Erklärung genügt der Schweiz nicht
Eine umfassende Darstellung der Ereignisse habe das EDA bislang nicht erhalten. Bundesrätin Micheline Calmy-Rey habe den US- Behörden mitgeteilt, dass die Schweizer Regierung dies erwarte.
Das EDA habe in den letzten August-Tagen neben der Kopie des Schreibens an die irakische Regierung einen zweiten Brief zum Tod des schweizerisch-irakischen Doppelbürgers erhalten, nicht jedoch den Untersuchungsbericht der US-Armee.

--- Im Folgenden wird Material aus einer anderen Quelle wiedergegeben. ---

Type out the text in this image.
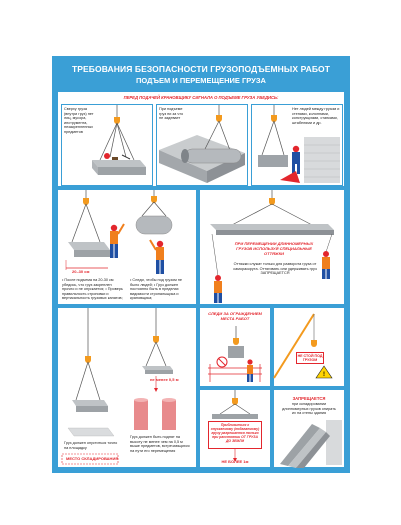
ТРЕБОВАНИЯ БЕЗОПАСНОСТИ ГРУЗОПОДЪЕМНЫХ РАБОТ
ПОДЪЕМ И ПЕРЕМЕЩЕНИЕ ГРУЗА
ПЕРЕД ПОДАЧЕЙ КРАНОВЩИКУ СИГНАЛА О ПОДЪЕМЕ ГРУЗА УБЕДИСЬ:
Сверху груза (внутри груз) нет лиц, мусора, инструмента, незакрепленных предметов
При подъеме груз ни за что не задевает
Нет людей между грузом и стенами, колоннами, конструкциями, станками, штабелями и др.
20–30 см
• После подъема на 20-30 см убедись, что груз закреплен прочно и не опускается; • Проверь правильность строповки и вертикальность грузовых канатов;
• Следи, чтобы под грузом не было людей; • Груз должен постоянно быть в пределах видимости стропальщика и крановщика;
ПРИ ПЕРЕМЕЩЕНИИ ДЛИННОМЕРНЫХ ГРУЗОВ ИСПОЛЬЗУЙ СПЕЦИАЛЬНЫЕ ОТТЯЖКИ
Оттяжки служат только для разворота груза от самораскрута. Оттягивать или удерживать груз ЗАПРЕЩАЕТСЯ
не менее 0,5 м
Груз должен опуститься точно на площадку
МЕСТО СКЛАДИРОВАНИЯ
Груз должен быть поднят на высоту не менее чем на 0,5 м выше предметов, встречающихся на пути его перемещения
СЛЕДИ ЗА ОГРАЖДЕНИЕМ МЕСТА РАБОТ
!
НЕ СТОЙ ПОД ГРУЗОМ
Приблизиться к опускаемому (подаваемому) грузу разрешается только при расстоянии ОТ ГРУЗА ДО ЗЕМЛИ
НЕ БОЛЕЕ 1м
ЗАПРЕЩАЕТСЯ
при складировании длинномерных грузов опирать их на стены здания
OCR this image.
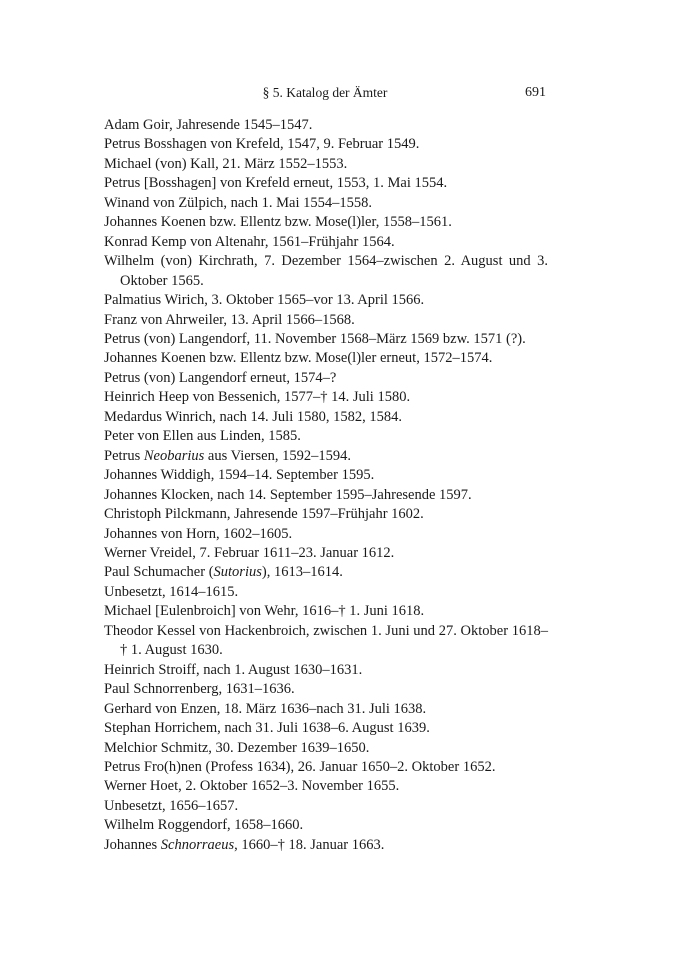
§ 5. Katalog der Ämter	691
Adam Goir, Jahresende 1545–1547.
Petrus Bosshagen von Krefeld, 1547, 9. Februar 1549.
Michael (von) Kall, 21. März 1552–1553.
Petrus [Bosshagen] von Krefeld erneut, 1553, 1. Mai 1554.
Winand von Zülpich, nach 1. Mai 1554–1558.
Johannes Koenen bzw. Ellentz bzw. Mose(l)ler, 1558–1561.
Konrad Kemp von Altenahr, 1561–Frühjahr 1564.
Wilhelm (von) Kirchrath, 7. Dezember 1564–zwischen 2. August und 3. Oktober 1565.
Palmatius Wirich, 3. Oktober 1565–vor 13. April 1566.
Franz von Ahrweiler, 13. April 1566–1568.
Petrus (von) Langendorf, 11. November 1568–März 1569 bzw. 1571 (?).
Johannes Koenen bzw. Ellentz bzw. Mose(l)ler erneut, 1572–1574.
Petrus (von) Langendorf erneut, 1574–?
Heinrich Heep von Bessenich, 1577–† 14. Juli 1580.
Medardus Winrich, nach 14. Juli 1580, 1582, 1584.
Peter von Ellen aus Linden, 1585.
Petrus Neobarius aus Viersen, 1592–1594.
Johannes Widdigh, 1594–14. September 1595.
Johannes Klocken, nach 14. September 1595–Jahresende 1597.
Christoph Pilckmann, Jahresende 1597–Frühjahr 1602.
Johannes von Horn, 1602–1605.
Werner Vreidel, 7. Februar 1611–23. Januar 1612.
Paul Schumacher (Sutorius), 1613–1614.
Unbesetzt, 1614–1615.
Michael [Eulenbroich] von Wehr, 1616–† 1. Juni 1618.
Theodor Kessel von Hackenbroich, zwischen 1. Juni und 27. Oktober 1618–† 1. August 1630.
Heinrich Stroiff, nach 1. August 1630–1631.
Paul Schnorrenberg, 1631–1636.
Gerhard von Enzen, 18. März 1636–nach 31. Juli 1638.
Stephan Horrichem, nach 31. Juli 1638–6. August 1639.
Melchior Schmitz, 30. Dezember 1639–1650.
Petrus Fro(h)nen (Profess 1634), 26. Januar 1650–2. Oktober 1652.
Werner Hoet, 2. Oktober 1652–3. November 1655.
Unbesetzt, 1656–1657.
Wilhelm Roggendorf, 1658–1660.
Johannes Schnorraeus, 1660–† 18. Januar 1663.
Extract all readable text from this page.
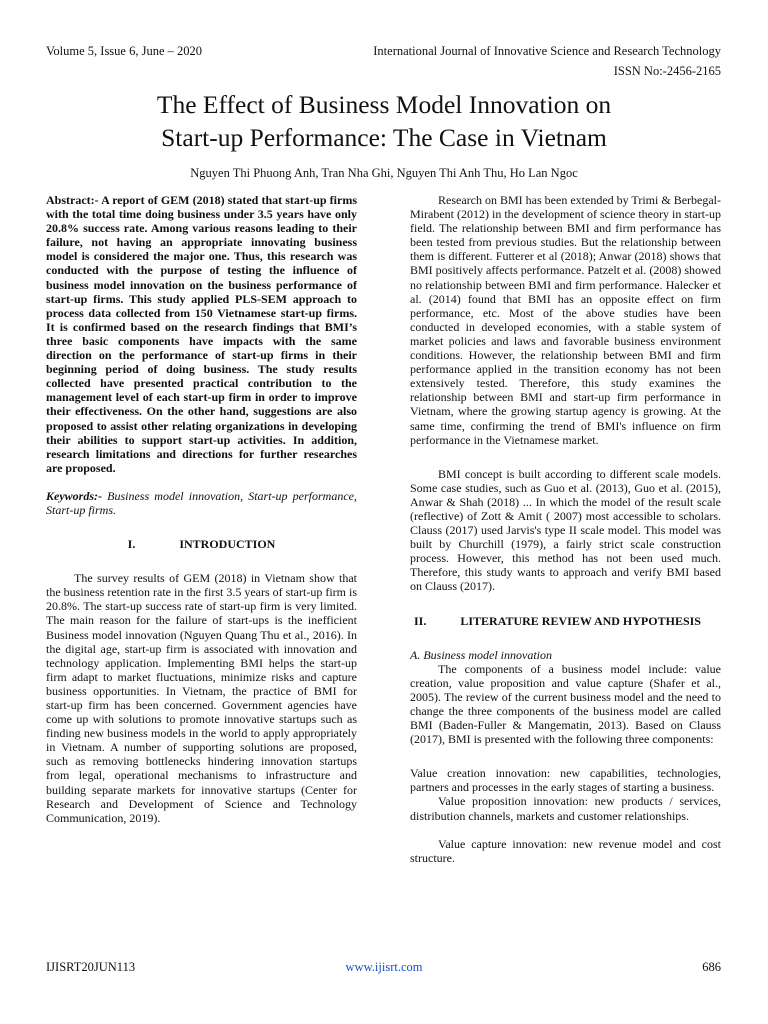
Volume 5, Issue 6, June – 2020	International Journal of Innovative Science and Research Technology
ISSN No:-2456-2165
The Effect of Business Model Innovation on
Start-up Performance: The Case in Vietnam
Nguyen Thi Phuong Anh, Tran Nha Ghi, Nguyen Thi Anh Thu, Ho Lan Ngoc

Abstract:- A report of GEM (2018) stated that start-up firms with the total time doing business under 3.5 years have only 20.8% success rate. Among various reasons leading to their failure, not having an appropriate innovating business model is considered the major one. Thus, this research was conducted with the purpose of testing the influence of business model innovation on the business performance of start-up firms. This study applied PLS-SEM approach to process data collected from 150 Vietnamese start-up firms. It is confirmed based on the research findings that BMI’s three basic components have impacts with the same direction on the performance of start-up firms in their beginning period of doing business. The study results collected have presented practical contribution to the management level of each start-up firm in order to improve their effectiveness. On the other hand, suggestions are also proposed to assist other relating organizations in developing their abilities to support start-up activities. In addition, research limitations and directions for further researches are proposed.

Keywords:- Business model innovation, Start-up performance, Start-up firms.

I.	INTRODUCTION

The survey results of GEM (2018) in Vietnam show that the business retention rate in the first 3.5 years of start-up firm is 20.8%. The start-up success rate of start-up firm is very limited. The main reason for the failure of start-ups is the inefficient Business model innovation (Nguyen Quang Thu et al., 2016). In the digital age, start-up firm is associated with innovation and technology application. Implementing BMI helps the start-up firm adapt to market fluctuations, minimize risks and capture business opportunities. In Vietnam, the practice of BMI for start-up firm has been concerned. Government agencies have come up with solutions to promote innovative startups such as finding new business models in the world to apply appropriately in Vietnam. A number of supporting solutions are proposed, such as removing bottlenecks hindering innovation startups from legal, operational mechanisms to infrastructure and building separate markets for innovative startups (Center for Research and Development of Science and Technology Communication, 2019).

Research on BMI has been extended by Trimi & Berbegal-Mirabent (2012) in the development of science theory in start-up field. The relationship between BMI and firm performance has been tested from previous studies. But the relationship between them is different. Futterer et al (2018); Anwar (2018) shows that BMI positively affects performance. Patzelt et al. (2008) showed no relationship between BMI and firm performance. Halecker et al. (2014) found that BMI has an opposite effect on firm performance, etc. Most of the above studies have been conducted in developed economies, with a stable system of market policies and laws and favorable business environment conditions. However, the relationship between BMI and firm performance applied in the transition economy has not been extensively tested. Therefore, this study examines the relationship between BMI and start-up firm performance in Vietnam, where the growing startup agency is growing. At the same time, confirming the trend of BMI's influence on firm performance in the Vietnamese market.

BMI concept is built according to different scale models. Some case studies, such as Guo et al. (2013), Guo et al. (2015), Anwar & Shah (2018) ... In which the model of the result scale (reflective) of Zott & Amit ( 2007) most accessible to scholars. Clauss (2017) used Jarvis's type II scale model. This model was built by Churchill (1979), a fairly strict scale construction process. However, this method has not been used much. Therefore, this study wants to approach and verify BMI based on Clauss (2017).

II.	LITERATURE REVIEW AND HYPOTHESIS

A. Business model innovation

The components of a business model include: value creation, value proposition and value capture (Shafer et al., 2005). The review of the current business model and the need to change the three components of the business model are called BMI (Baden-Fuller & Mangematin, 2013). Based on Clauss (2017), BMI is presented with the following three components:

Value creation innovation: new capabilities, technologies, partners and processes in the early stages of starting a business.

Value proposition innovation: new products / services, distribution channels, markets and customer relationships.

Value capture innovation: new revenue model and cost structure.

IJISRT20JUN113	www.ijisrt.com	686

Die Aussenministerin hatte sich Anfang Juli mit Pamela Willeford, der US-Botschafterin in Bern, getroffen. Diese brachte dabei ihr Bedauern über das Ereignis zum Ausdruck. Sie habe ihrer Gesprächspartnerin versichert, dass die Botschaft in Bern alles daran setzen werde, den Fall aufzuklären, hiess es danach aus dem EDA.
Nicht der erste erschossene Ausländer
Der aus dem kurdischen Norden stammende Jmor war getötet worden, als sein Fahrzeug an einer US- Patrouille vorbeifuhr. Angehörige erklärten, dass US-Soldaten gezielte Schüsse auf den Mann abgegeben hätten. Andere Quellen im Irak sprachen damals von «Querschlägern».
Jmor ist nicht der erste Ausländer, der von US-Truppen im Irak erschossen wurde. Grosses Aufsehen erregte der Tod des italienischen Geheimagenten Nicola Calipari, der am 4. März ums Leben kam, als Soldaten das Auto beschossen, in welchem er die Journalistin Giuliana Sgrena zum Flughafen bringen wollte. Sie und ein weiterer Beamter wurden verletzt.
Sgrena war erst gerade von ihrer einen Monat dauernden Geiselhaft in den Händen irakischer Aufständischer befreit worden.
swissinfo und Agenturen
Am 28. Juni 2005 wurde der Schweizer Doppelbürger Salah Jmor von US-Truppen in Bagdad erschossen.
Die US-Regierung spricht von einem «tragischen Unfall».
Die Schweiz verlangt mehr Informationen zum Ereignis. Bisher hat sie den Untersuchungsbericht der US-Armee nicht erhalten.
Salah Jmor, ursprünglich irakischer Kurde, lebte seit 25 Jahren in der Schweiz.
Er hatte am Genfer Hochschulinstitut für internationale Studien mit einer Doktorarbeit über die Kurden-Frage im Irak promoviert.
Seit fünf Jahren war er Mitglied der Genfer Sozialdemokratischen Partei (SP).
Er publizierte mehrere politische Abhandlungen zur Situation der Kurden.